In “An ounce of prevention is worth a pound of cure” Kristan Frend touched on the vulnerabilities faced by members of our Armed Services. That post made me think about recent fraud trends. Over the course of this spring and summer, I attended a few conferences and at one of these events something a bit disturbing occurred – a staff member for one of the exhibitors was victimized during the event. The individual’s wallet, containing cash and credit cards, was stolen along with the person’s passport and the victim didn’t realize it until they received their wake-up call the next morning. The few people who heard about it wondered “How could this happen at an event of industry professionals?” The answer is simple. Even industry professionals are every-day consumers, vulnerable to attack.
As part of our Knowledge Based Authentication practice, Experian engages in blind focus group interviews with “every-day consumers” facilitated by an independent consulting group on Experian’s behalf. What we learn during those sessions informs our best practices for many of the fraud products and guides our process for new question generation in Knowledge Based Authentication. It is also an eye-opening experience.

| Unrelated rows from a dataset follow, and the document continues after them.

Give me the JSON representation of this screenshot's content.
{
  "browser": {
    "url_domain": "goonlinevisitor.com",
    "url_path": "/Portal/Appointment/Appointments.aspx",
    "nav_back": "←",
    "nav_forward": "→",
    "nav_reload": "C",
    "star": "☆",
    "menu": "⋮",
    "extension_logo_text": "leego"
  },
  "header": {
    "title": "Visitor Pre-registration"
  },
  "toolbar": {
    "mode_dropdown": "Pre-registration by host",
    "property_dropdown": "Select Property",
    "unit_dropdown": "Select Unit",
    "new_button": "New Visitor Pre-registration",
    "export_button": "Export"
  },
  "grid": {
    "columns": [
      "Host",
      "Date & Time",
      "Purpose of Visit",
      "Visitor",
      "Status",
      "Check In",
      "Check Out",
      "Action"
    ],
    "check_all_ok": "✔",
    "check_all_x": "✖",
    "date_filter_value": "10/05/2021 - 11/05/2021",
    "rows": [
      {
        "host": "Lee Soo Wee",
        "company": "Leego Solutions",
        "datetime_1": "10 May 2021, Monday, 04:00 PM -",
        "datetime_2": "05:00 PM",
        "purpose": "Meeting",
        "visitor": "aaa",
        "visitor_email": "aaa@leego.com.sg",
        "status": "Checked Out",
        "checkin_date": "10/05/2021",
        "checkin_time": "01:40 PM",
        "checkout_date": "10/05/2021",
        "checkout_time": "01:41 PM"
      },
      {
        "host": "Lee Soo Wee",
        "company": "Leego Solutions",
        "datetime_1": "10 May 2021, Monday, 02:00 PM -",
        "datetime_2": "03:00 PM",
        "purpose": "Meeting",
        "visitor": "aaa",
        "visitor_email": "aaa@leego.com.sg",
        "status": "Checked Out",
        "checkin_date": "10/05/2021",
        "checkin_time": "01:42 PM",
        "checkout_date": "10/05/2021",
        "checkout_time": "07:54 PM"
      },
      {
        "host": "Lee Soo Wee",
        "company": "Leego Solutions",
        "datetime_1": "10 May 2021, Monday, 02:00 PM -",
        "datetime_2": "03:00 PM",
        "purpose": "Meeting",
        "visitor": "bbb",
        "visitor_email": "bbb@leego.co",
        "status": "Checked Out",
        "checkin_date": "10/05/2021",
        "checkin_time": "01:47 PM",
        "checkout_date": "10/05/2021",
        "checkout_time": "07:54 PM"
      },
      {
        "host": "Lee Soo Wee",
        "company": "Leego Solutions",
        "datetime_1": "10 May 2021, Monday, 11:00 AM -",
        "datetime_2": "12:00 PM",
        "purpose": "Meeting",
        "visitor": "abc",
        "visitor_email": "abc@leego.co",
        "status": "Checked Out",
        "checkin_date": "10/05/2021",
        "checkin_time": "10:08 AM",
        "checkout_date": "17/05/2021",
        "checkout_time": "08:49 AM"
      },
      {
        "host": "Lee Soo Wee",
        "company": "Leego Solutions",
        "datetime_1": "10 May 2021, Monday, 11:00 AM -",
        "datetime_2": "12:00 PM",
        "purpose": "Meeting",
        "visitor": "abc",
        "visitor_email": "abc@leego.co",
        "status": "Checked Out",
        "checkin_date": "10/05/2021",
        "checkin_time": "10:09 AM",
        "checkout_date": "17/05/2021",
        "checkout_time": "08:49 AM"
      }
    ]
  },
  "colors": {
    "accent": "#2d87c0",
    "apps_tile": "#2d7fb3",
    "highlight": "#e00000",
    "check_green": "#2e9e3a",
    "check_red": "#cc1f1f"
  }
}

Through our research we have learned that participant consumers are now more aware and accepting of Knowledge Based Authentication than in past years. Knowledge Based Authentication has become a bellwether, consumers expect it. They also expect organizations they deal with to have an Identity Theft Prevention Program – and the ability to recognize when something “just isn’t right” about a situation.
However, few participants cited a comprehensive strategy to protect themselves against identity theft, and even fewer actually demonstrated a commitment to follow a strategy, even when they had one. During open and honest conversation in a relaxed setting, participants revealed their true behavior. Many admitted they still use the same password for all their accounts, write their passwords down, and keep copies of their passwords in easily accessible places, such as a purse or a wallet, a desk drawer or an online application. The bottom line is this: Most people will attempt to do what they think they should to protect themselves from identity theft, including shredding or tearing up mail offers, selectively using credit cards and/or monitoring their garbage. However, if the process is too cumbersome or if it requires that they remember too much, they will default to old habits.

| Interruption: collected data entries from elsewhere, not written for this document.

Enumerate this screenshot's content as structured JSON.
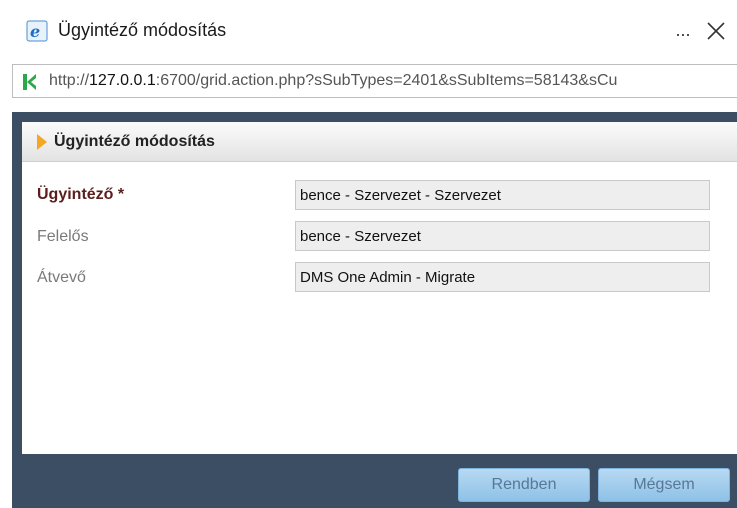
{
  "window": {
    "title": "Ügyintéző módosítás",
    "more_label": "...",
    "close_icon": "close-icon"
  },
  "address": {
    "url_prefix": "http://",
    "url_host": "127.0.0.1",
    "url_rest": ":6700/grid.action.php?sSubTypes=2401&sSubItems=58143&sCu"
  },
  "dialog": {
    "title": "Ügyintéző módosítás",
    "fields": [
      {
        "label": "Ügyintéző *",
        "value": "bence - Szervezet - Szervezet",
        "required": true
      },
      {
        "label": "Felelős",
        "value": "bence - Szervezet",
        "required": false
      },
      {
        "label": "Átvevő",
        "value": "DMS One Admin - Migrate",
        "required": false
      }
    ],
    "ok_label": "Rendben",
    "cancel_label": "Mégsem"
  },
  "colors": {
    "frame": "#3b4e63",
    "accent_arrow": "#f5a623",
    "button": "#a6cdee"
  }
}
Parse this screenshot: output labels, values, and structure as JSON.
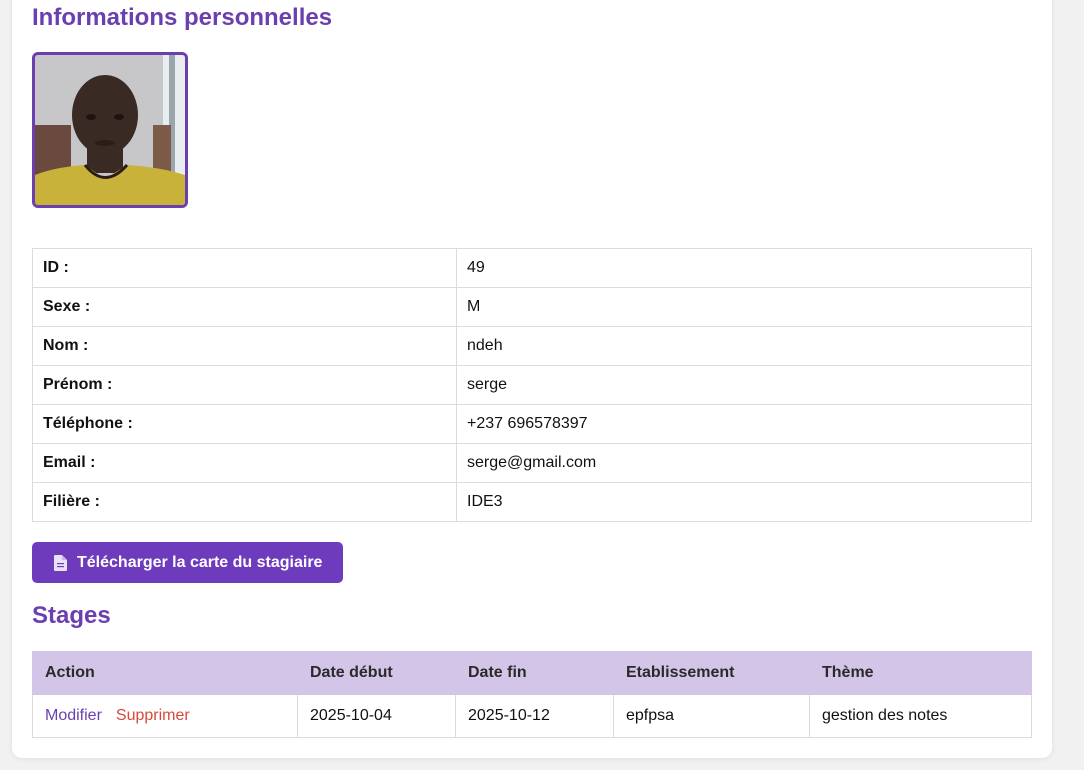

As Kristan pointed out, thieves may increasingly rely on computer attacks to gather data, but many still resort to low-tech methods like dumpster diving, mail tampering, and purse and wallet theft to obtain privacy sensitive information. When that purse or wallet contains not only personally identifiable information, but also account passwords, the risk levels are significantly higher. Cyber attacks are a threat, but a consumer’s own behavior may be just as risky.
As for the victim in this story… a very sharp desk clerk at a neighboring hotel thought it strange that someone was checking-in for a number of days without a reservation at full rate and without luggage, which started the ball rolling and led to the perpetrator being caught and the victim getting everything back except for some cash that had been spent at a coffee merchant. Clearly, this close call didn’t turn-out as badly as it could have.